TUESDAY, June 27, 2023 (HealthDay News) — Public health officials are warning doctors, especially those in southern states, to be on the lookout for local spread of malaria after five cases have been reported in the United States in the past two months.
This is the first time there has been local spread in this country since 2003. Four of the cases were found in Florida and the fifth was in Texas, the U.S. Centers for Disease Control and Prevention said in a health alert it issued Monday.
“Despite these cases, the risk of locally acquired malaria remains extremely low in the United States,” the agency added in its alert.

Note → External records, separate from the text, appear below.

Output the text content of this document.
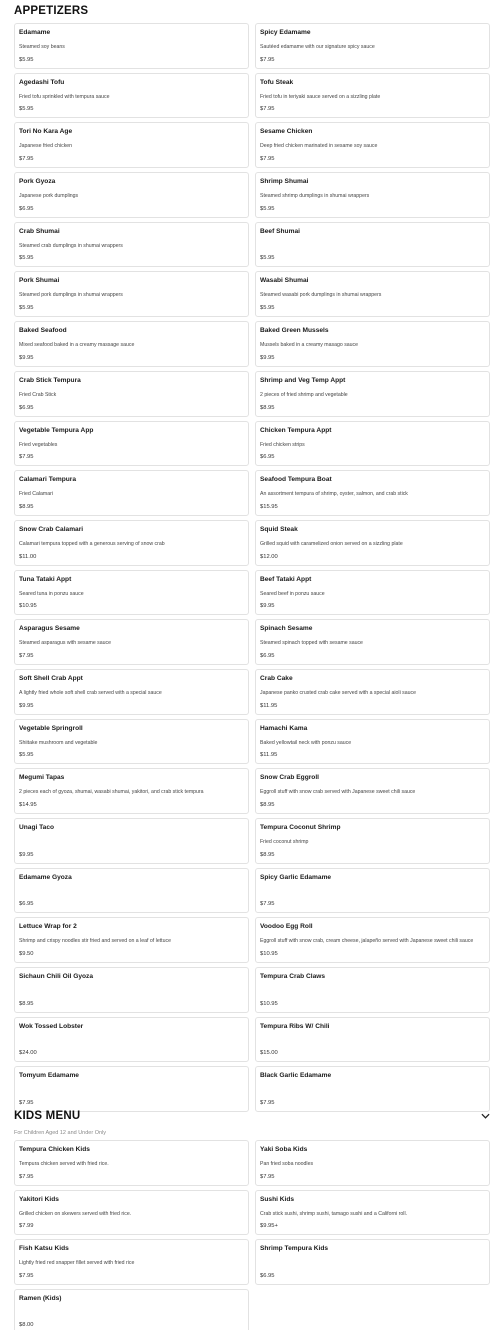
APPETIZERS
Edamame
Steamed soy beans
$5.95
Spicy Edamame
Sautéed edamame with our signature spicy sauce
$7.95
Agedashi Tofu
Fried tofu sprinkled with tempura sauce
$5.95
Tofu Steak
Fried tofu in teriyaki sauce served on a sizzling plate
$7.95
Tori No Kara Age
Japanese fried chicken
$7.95
Sesame Chicken
Deep fried chicken marinated in sesame soy sauce
$7.95
Pork Gyoza
Japanese pork dumplings
$6.95
Shrimp Shumai
Steamed shrimp dumplings in shumai wrappers
$5.95
Crab Shumai
Steamed crab dumplings in shumai wrappers
$5.95
Beef Shumai
$5.95
Pork Shumai
Steamed pork dumplings in shumai wrappers
$5.95
Wasabi Shumai
Steamed wasabi pork dumplings in shumai wrappers
$5.95
Baked Seafood
Mixed seafood baked in a creamy massage sauce
$9.95
Baked Green Mussels
Mussels baked in a creamy masago sauce
$9.95
Crab Stick Tempura
Fried Crab Stick
$6.95
Shrimp and Veg Temp Appt
2 pieces of fried shrimp and vegetable
$8.95
Vegetable Tempura App
Fried vegetables
$7.95
Chicken Tempura Appt
Fried chicken strips
$6.95
Calamari Tempura
Fried Calamari
$8.95
Seafood Tempura Boat
An assortment tempura of shrimp, oyster, salmon, and crab stick
$15.95
Snow Crab Calamari
Calamari tempura topped with a generous serving of snow crab
$11.00
Squid Steak
Grilled squid with caramelized onion served on a sizzling plate
$12.00
Tuna Tataki Appt
Seared tuna in ponzu sauce
$10.95
Beef Tataki Appt
Seared beef in ponzu sauce
$9.95
Asparagus Sesame
Steamed asparagus with sesame sauce
$7.95
Spinach Sesame
Steamed spinach topped with sesame sauce
$6.95
Soft Shell Crab Appt
A lightly fried whole soft shell crab served with a special sauce
$9.95
Crab Cake
Japanese panko crusted crab cake served with a special aioli sauce
$11.95
Vegetable Springroll
Shiitake mushroom and vegetable
$5.95
Hamachi Kama
Baked yellowtail neck with ponzu sauce
$11.95
Megumi Tapas
2 pieces each of gyoza, shumai, wasabi shumai, yakitori, and crab stick tempura
$14.95
Snow Crab Eggroll
Eggroll stuff with snow crab served with Japanese sweet chili sauce
$8.95
Unagi Taco
$9.95
Tempura Coconut Shrimp
Fried coconut shrimp
$8.95
Edamame Gyoza
$6.95
Spicy Garlic Edamame
$7.95
Lettuce Wrap for 2
Shrimp and crispy noodles stir fried and served on a leaf of lettuce
$9.50
Voodoo Egg Roll
Eggroll stuff with snow crab, cream cheese, jalapeño served with Japanese sweet chili sauce
$10.95
Sichaun Chili Oil Gyoza
$8.95
Tempura Crab Claws
$10.95
Wok Tossed Lobster
$24.00
Tempura Ribs W/ Chili
$15.00
Tomyum Edamame
$7.95
Black Garlic Edamame
$7.95
KIDS MENU
For Children Aged 12 and Under Only
Tempura Chicken Kids
Tempura chicken served with fried rice.
$7.95
Yaki Soba Kids
Pan fried soba noodles
$7.95
Yakitori Kids
Grilled chicken on skewers served with fried rice.
$7.99
Sushi Kids
Crab stick sushi, shrimp sushi, tamago sushi and a Californi roll.
$9.95+
Fish Katsu Kids
Lightly fried red snapper fillet served with fried rice
$7.95
Shrimp Tempura Kids
$6.95
Ramen (Kids)
$8.00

For most people, malaria symptoms begin 10 days to four weeks after infection, although a person may feel ill as early as seven days or as late as one year after infection, the CDC said. If not treated promptly, malaria may progress to a life-threatening stage, in which mental status changes, seizures, renal failure, acute respiratory distress syndrome, and coma may occur. Malaria infection during pregnancy is linked with high risks of both maternal and perinatal morbidity and mortality, the agency added.
The United States has had 11 malaria outbreaks since 1992, including one involving eight cases in Palm Beach County Florida in 2003, according to the CDC. While about 2,000 malaria cases are diagnosed each year, most are from travelers. Health officials should also think about how to access the first-line treatment for severe malaria, intravenous artesunate.
Those diagnosed in the U.S. “are improving” after receiving treatment, the CDC reported.